Co-founder DJ Vegh owned a drone business, is a pilot, and helped build the technology behind his company, who he runs alongside Mike Smith.

The two managed to earn five patents for the four-camera attachment and photography process they use to capture their vivid, informational landscapes.

Able to fly between 1,500 feet and 2,000 feet, the team’s Cessna 206 does 50-mile-long, 1-mile-wide serpentine loops of an urban area to capture every pixel of the market. It took them under a day and six tanks of fuel to photograph greater Phoenix. And that’s sprawl-city.

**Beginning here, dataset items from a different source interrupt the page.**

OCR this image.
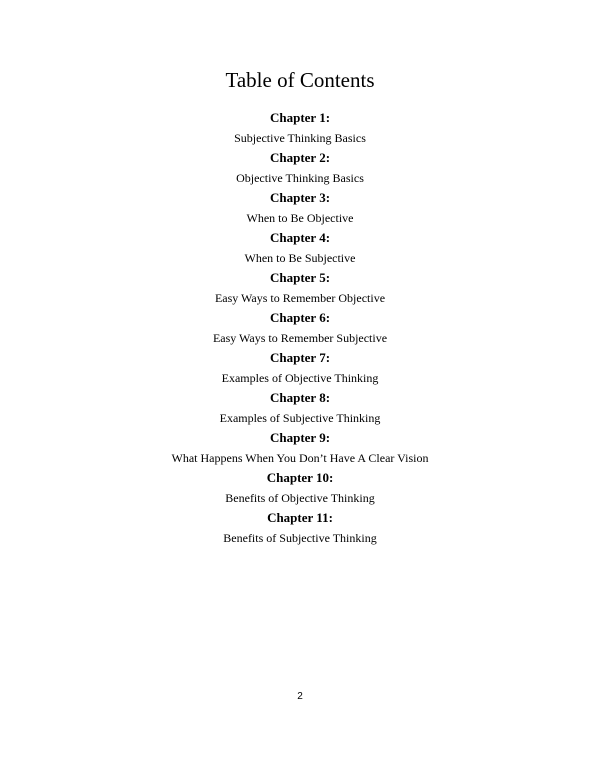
Table of Contents
Chapter 1:
Subjective Thinking Basics
Chapter 2:
Objective Thinking Basics
Chapter 3:
When to Be Objective
Chapter 4:
When to Be Subjective
Chapter 5:
Easy Ways to Remember Objective
Chapter 6:
Easy Ways to Remember Subjective
Chapter 7:
Examples of Objective Thinking
Chapter 8:
Examples of Subjective Thinking
Chapter 9:
What Happens When You Don’t Have A Clear Vision
Chapter 10:
Benefits of Objective Thinking
Chapter 11:
Benefits of Subjective Thinking
2
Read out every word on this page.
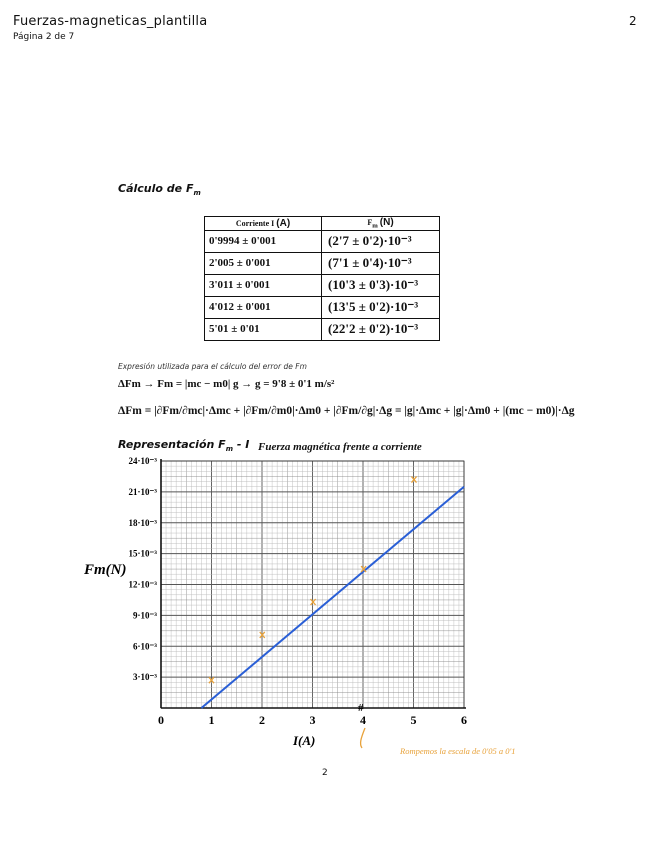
Fuerzas-magneticas_plantilla
Página 2 de 7
2
Cálculo de $F_m$
Corriente I (A)	$F_m$ (N)
0'9994 ± 0'001	(2'7 ± 0'2)·10⁻³
2'005 ± 0'001	(7'1 ± 0'4)·10⁻³
3'011 ± 0'001	(10'3 ± 0'3)·10⁻³
4'012 ± 0'001	(13'5 ± 0'2)·10⁻³
5'01 ± 0'01	(22'2 ± 0'2)·10⁻³
Expresión utilizada para el cálculo del error de Fm
ΔFm → Fm = |mc − m0| g → g = 9'8 ± 0'1 m/s²
ΔFm = |∂Fm/∂mc|·Δmc + |∂Fm/∂m0|·Δm0 + |∂Fm/∂g|·Δg = |g|·Δmc + |g|·Δm0 + |(mc − m0)|·Δg
Representación $F_m$ - I Fuerza magnética frente a corriente
0	1	2	3	4	5	6
3·10⁻³
6·10⁻³
9·10⁻³
12·10⁻³
15·10⁻³
18·10⁻³
21·10⁻³
24·10⁻³
Fm(N)
I(A)
Rompemos la escala de 0'05 a 0'1
#
2
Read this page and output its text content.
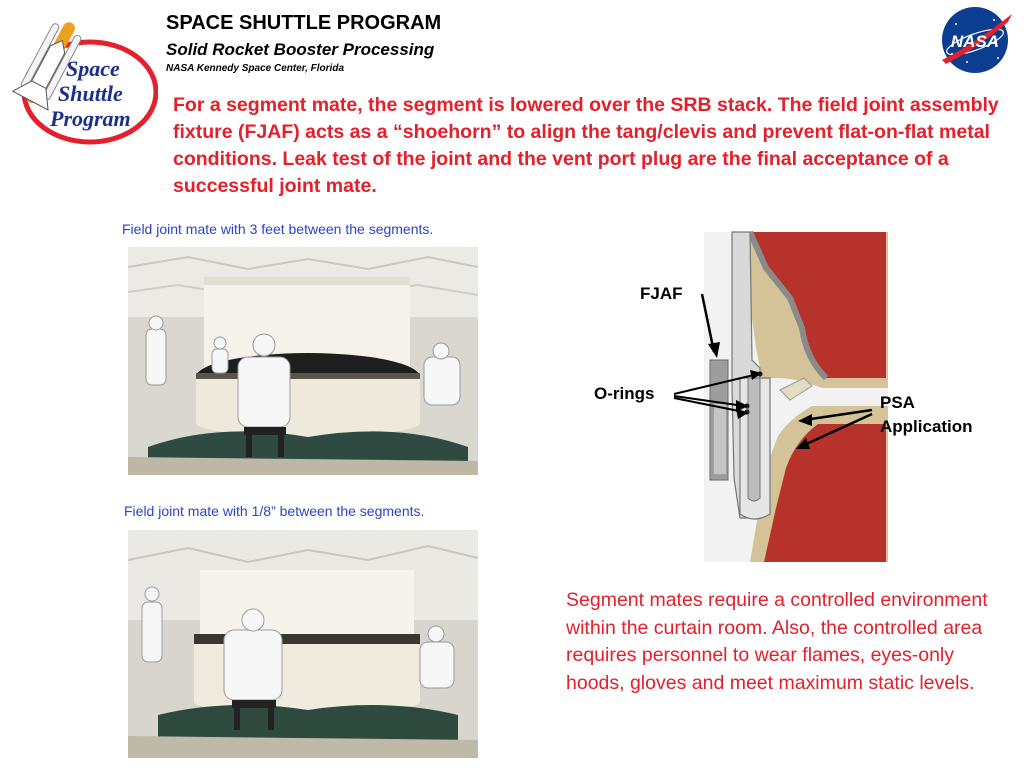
Space
Shuttle
Program
SPACE SHUTTLE PROGRAM
Solid Rocket Booster Processing
NASA Kennedy Space Center, Florida
NASA
For a segment mate, the segment is lowered over the SRB stack. The field joint assembly fixture (FJAF) acts as a “shoehorn” to align the tang/clevis and prevent flat-on-flat metal conditions. Leak test of the joint and the vent port plug are the final acceptance of a successful joint mate.
Field joint mate with 3 feet between the segments.
Field joint mate with 1/8” between the segments.
FJAF
O-rings	PSA
Application
Segment mates require a controlled environment within the curtain room. Also, the controlled area requires personnel to wear flames, eyes-only hoods, gloves and meet maximum static levels.
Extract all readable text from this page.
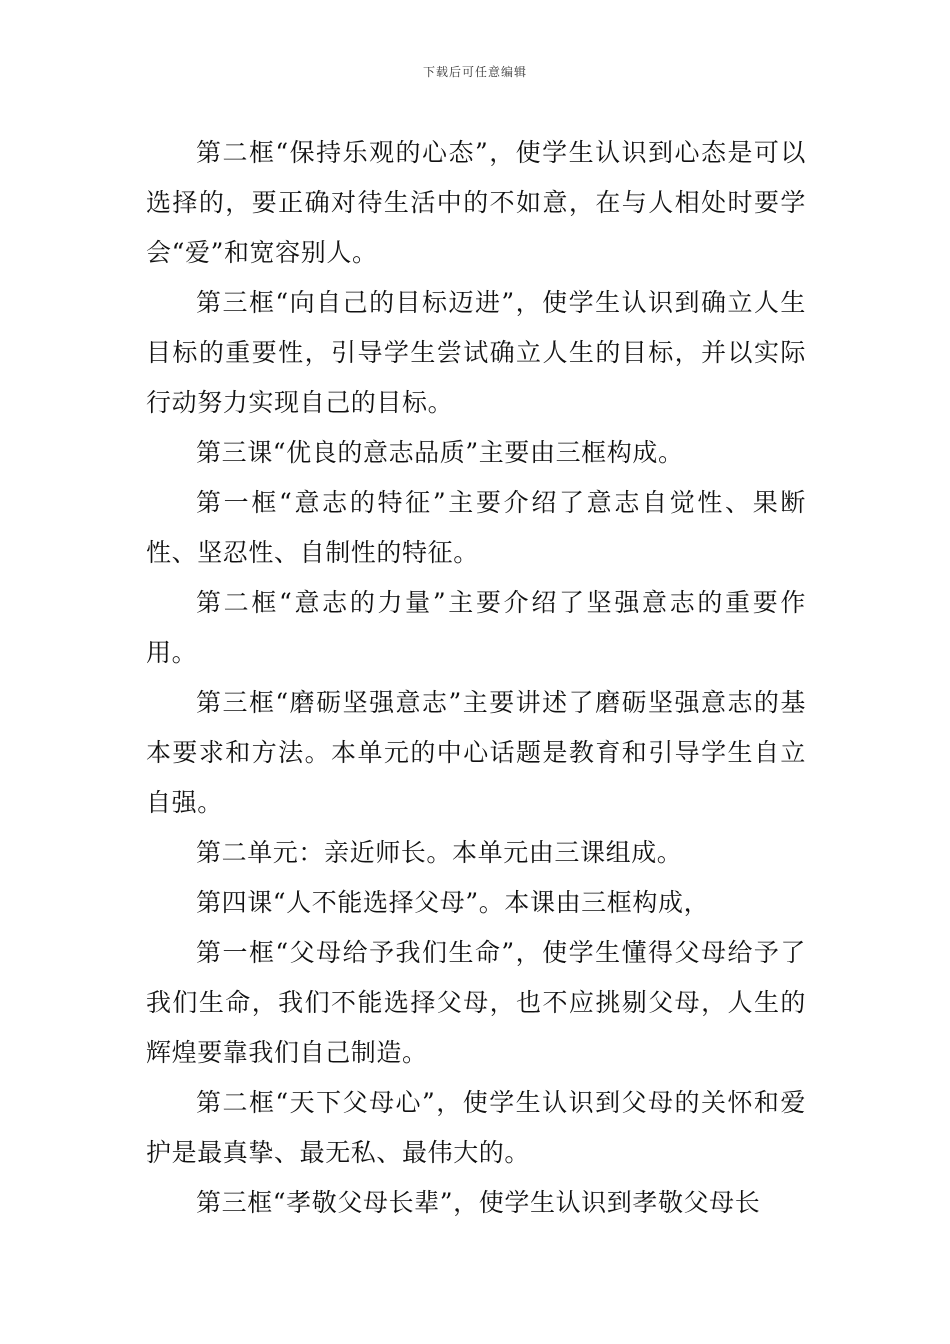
下载后可任意编辑

第二框“保持乐观的心态”，使学生认识到心态是可以选择的，要正确对待生活中的不如意，在与人相处时要学会“爱”和宽容别人。

第三框“向自己的目标迈进”，使学生认识到确立人生目标的重要性，引导学生尝试确立人生的目标，并以实际行动努力实现自己的目标。

第三课“优良的意志品质”主要由三框构成。

第一框“意志的特征”主要介绍了意志自觉性、果断性、坚忍性、自制性的特征。

第二框“意志的力量”主要介绍了坚强意志的重要作用。

第三框“磨砺坚强意志”主要讲述了磨砺坚强意志的基本要求和方法。本单元的中心话题是教育和引导学生自立自强。

第二单元：亲近师长。本单元由三课组成。

第四课“人不能选择父母”。本课由三框构成，

第一框“父母给予我们生命”，使学生懂得父母给予了我们生命，我们不能选择父母，也不应挑剔父母，人生的辉煌要靠我们自己制造。

第二框“天下父母心”，使学生认识到父母的关怀和爱护是最真挚、最无私、最伟大的。

第三框“孝敬父母长辈”，使学生认识到孝敬父母长
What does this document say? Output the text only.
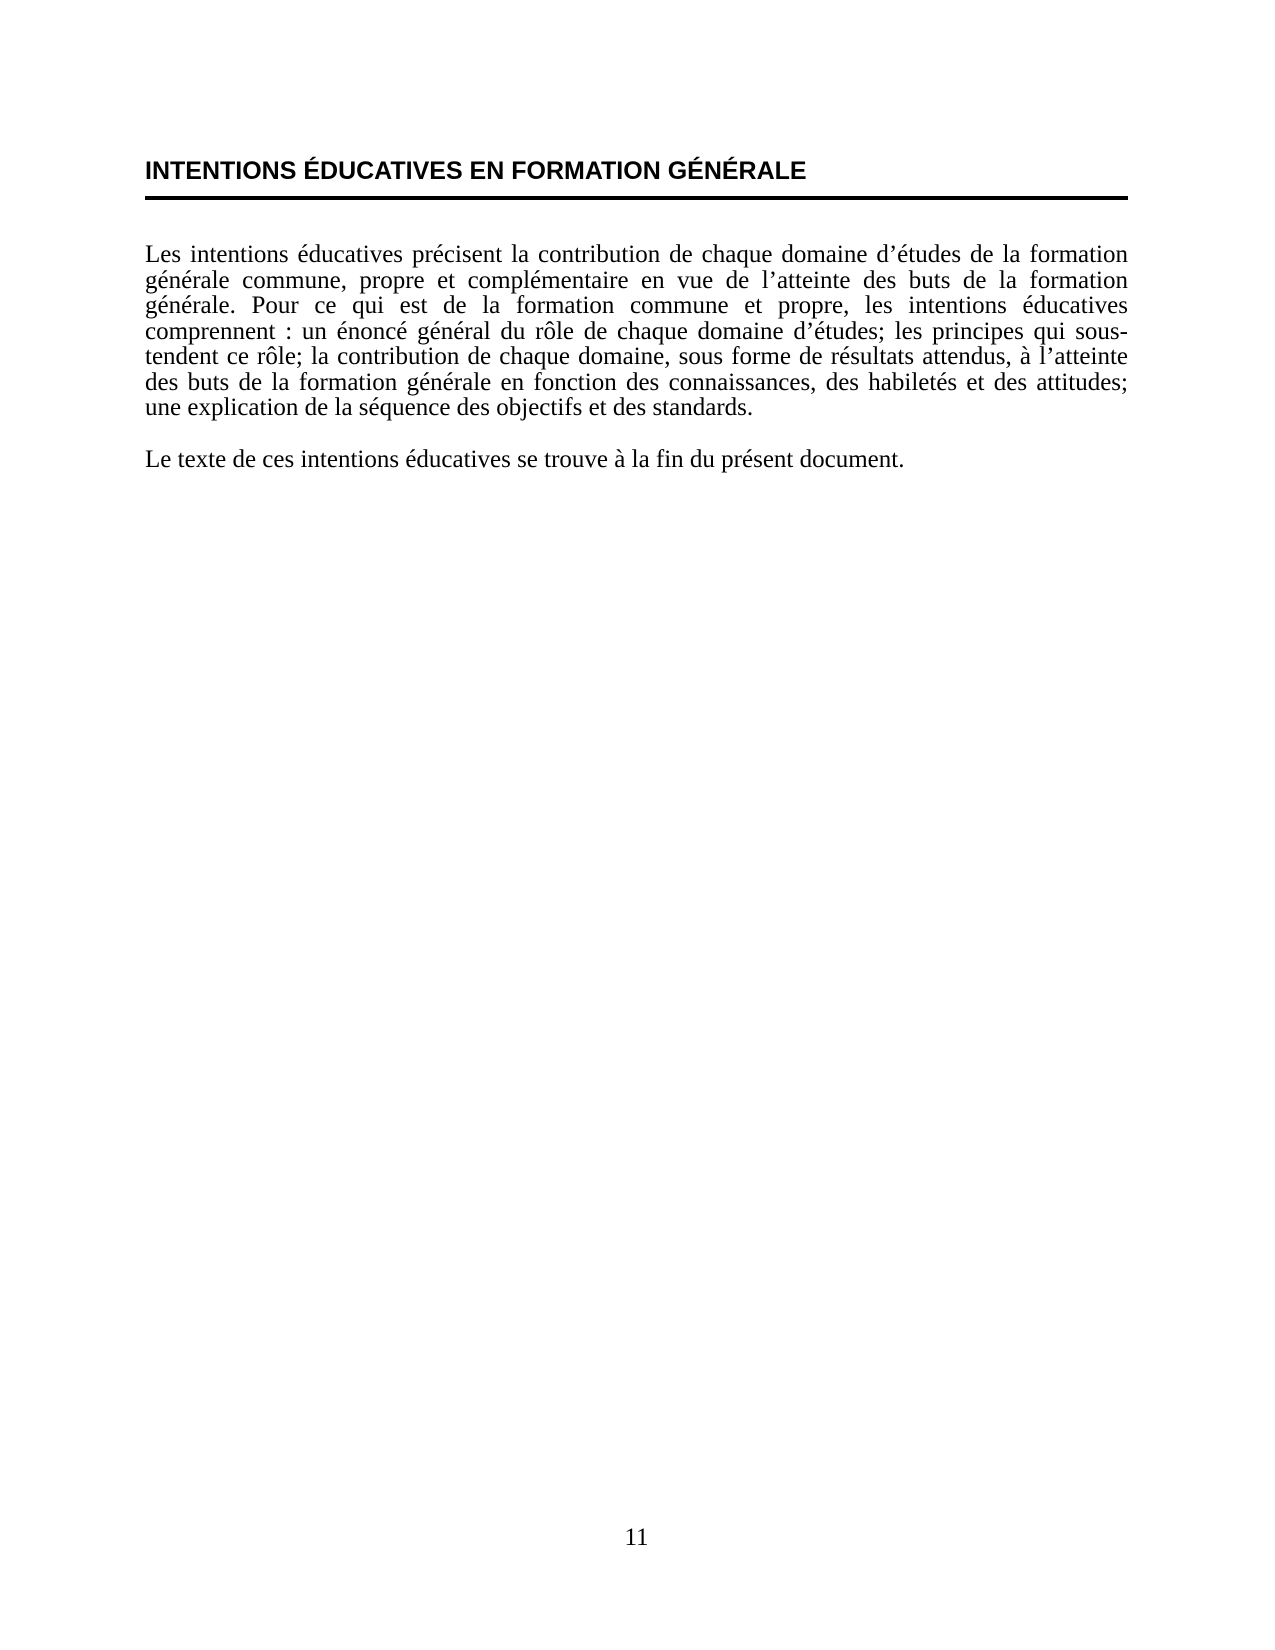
INTENTIONS ÉDUCATIVES EN FORMATION GÉNÉRALE

Les intentions éducatives précisent la contribution de chaque domaine d’études de la formation générale commune, propre et complémentaire en vue de l’atteinte des buts de la formation générale. Pour ce qui est de la formation commune et propre, les intentions éducatives comprennent : un énoncé général du rôle de chaque domaine d’études; les principes qui sous-tendent ce rôle; la contribution de chaque domaine, sous forme de résultats attendus, à l’atteinte des buts de la formation générale en fonction des connaissances, des habiletés et des attitudes; une explication de la séquence des objectifs et des standards.

Le texte de ces intentions éducatives se trouve à la fin du présent document.

11
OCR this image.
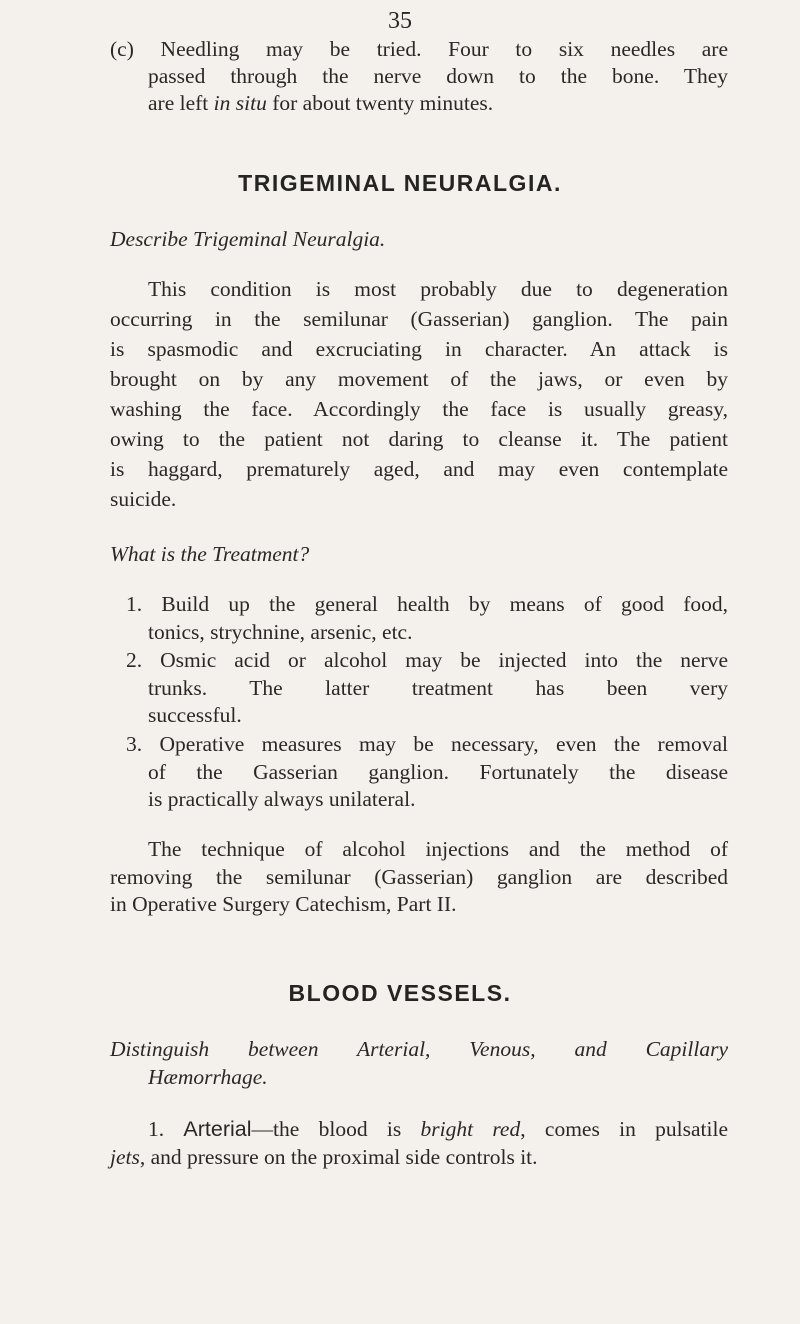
35
(c) Needling may be tried. Four to six needles are
passed through the nerve down to the bone. They
are left in situ for about twenty minutes.
TRIGEMINAL NEURALGIA.
Describe Trigeminal Neuralgia.
This condition is most probably due to degeneration
occurring in the semilunar (Gasserian) ganglion. The pain
is spasmodic and excruciating in character. An attack is
brought on by any movement of the jaws, or even by
washing the face. Accordingly the face is usually greasy,
owing to the patient not daring to cleanse it. The patient
is haggard, prematurely aged, and may even contemplate
suicide.
What is the Treatment?
1. Build up the general health by means of good food,
tonics, strychnine, arsenic, etc.
2. Osmic acid or alcohol may be injected into the nerve
trunks. The latter treatment has been very
successful.
3. Operative measures may be necessary, even the removal
of the Gasserian ganglion. Fortunately the disease
is practically always unilateral.
The technique of alcohol injections and the method of
removing the semilunar (Gasserian) ganglion are described
in Operative Surgery Catechism, Part II.
BLOOD VESSELS.
Distinguish between Arterial, Venous, and Capillary
Hæmorrhage.
1. Arterial—the blood is bright red, comes in pulsatile
jets, and pressure on the proximal side controls it.
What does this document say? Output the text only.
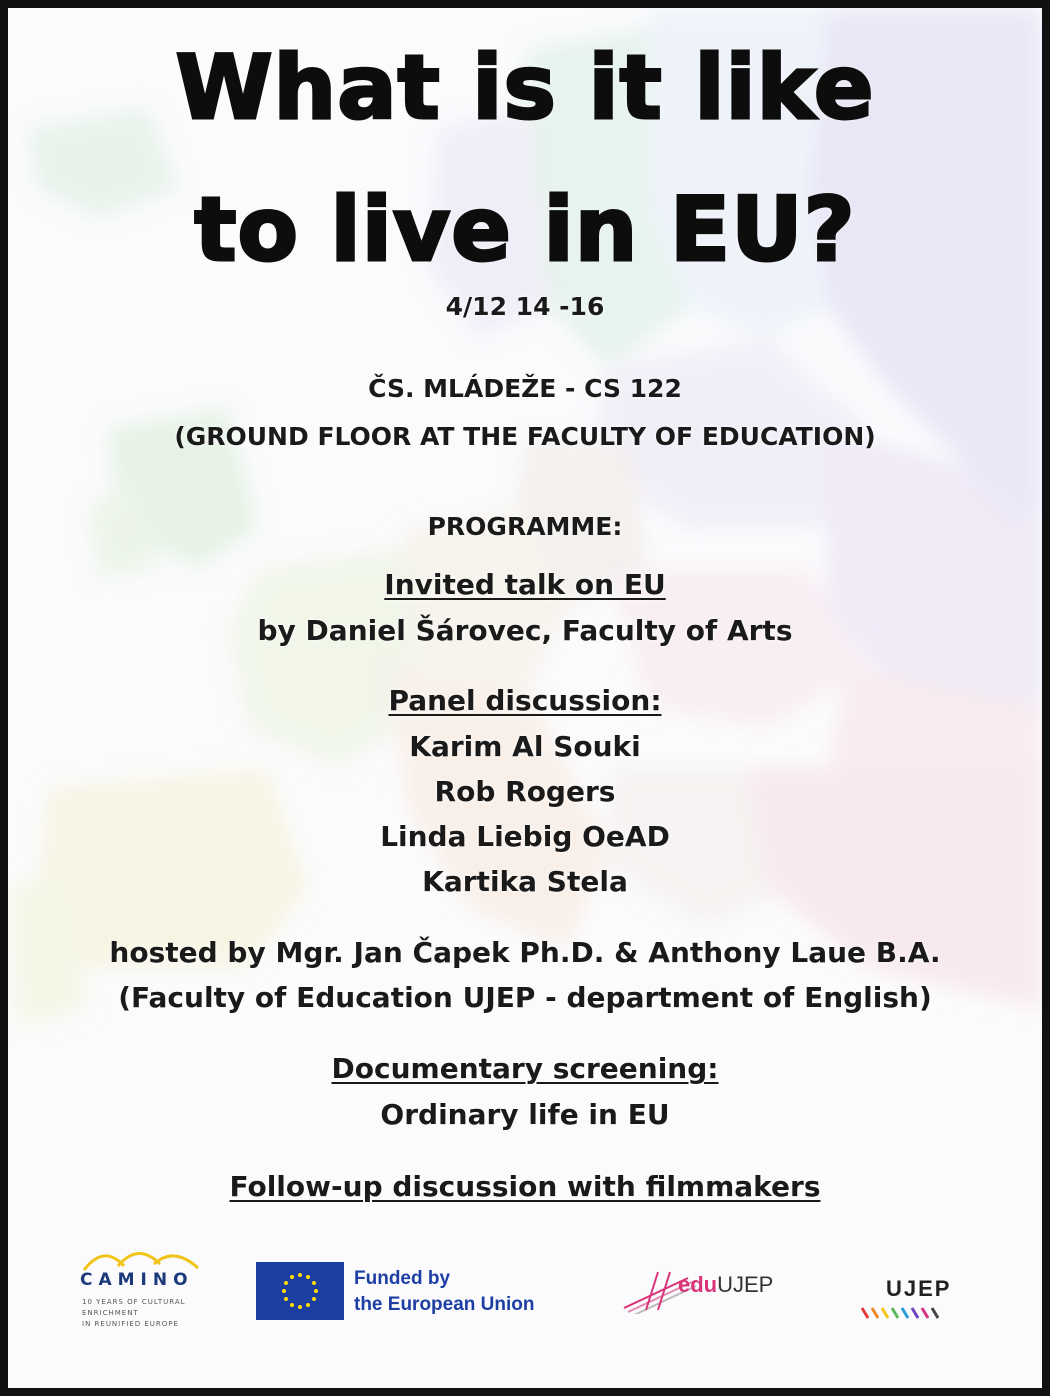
What is it like
to live in EU?
4/12 14 -16
ČS. MLÁDEŽE - CS 122
(GROUND FLOOR AT THE FACULTY OF EDUCATION)
PROGRAMME:
Invited talk on EU
by Daniel Šárovec, Faculty of Arts
Panel discussion:
Karim Al Souki
Rob Rogers
Linda Liebig OeAD
Kartika Stela
hosted by Mgr. Jan Čapek Ph.D. & Anthony Laue B.A.
(Faculty of Education UJEP - department of English)
Documentary screening:
Ordinary life in EU
Follow-up discussion with filmmakers
CAMINO
10 YEARS OF CULTURAL
ENRICHMENT
IN REUNIFIED EUROPE
Funded by
the European Union
eduUJEP	UJEP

What makes AerialSphere so unique, beyond the patents, is that its image processing “geo-rectifies” each fly-by capture, resulting in a latitude and longitude reading of every pixel in an image — that means they can give the exact coordinates of a fire hydrant. Or, more practically speaking, it means every single property in a scanned MSA is in their database.

That’s an absurd amount of property data.

Think about what that can mean when they eventually partner with rich data miners such as TopHap or forward-thinking portals like Homesnap.

Ifoundagent.com, a real estate website developer and marketing technology provider, has fully integrated AerialSphere’s imagery via its API into more than 400 client sites throughout Phoenix and Tuscon and embedded live MLS data.

While the company is mapping itself a future full of new features and ways to leverage its aerial imagery, it already has some slick tools ready to go.

In addition to the MLS data overlays, I was shown a use of the Google Places API that enables queries for neighborhood amenities around a subject property, such as “nearby dog parks.” It can also instantly jump to a Google Street View of a specific property or screenshot a high-resolution view of your listing’s neighborhood.

With its recent funding, AerialSphere plans to add five more planes to its fleet to start knocking out flights over 60-70 metros, starting with Las Vegas. It is almost finished with San Diego. Vegh told me they sometimes use a helicopter.

Whereas drones are able to quickly capture a single home or small community, they are very limited in distance and altitude, not to mention meta-data absorption. In fact, AerialSphere makes standard drone footage seem rather rudimentary.

Practically speaking, there are marketing advantages to this kind of map content, as well as higher concept usages like appraisal, environmental assessments and site selection.

AerialSphere has great applications for listing presentations. And agents who specialize in corporate relocation can use its tools to fly around communities as they relate to the subject company’s location.

AerialSphere’s technology has been around a while, but its developers are just now understanding its applications and putting them to use for the real estate industry.

It’s no doubt a slick, captivating way to search for homes and, eventually, visually share acres of visual demographic data, and I’m excited see what’s on their radar 12 months from now.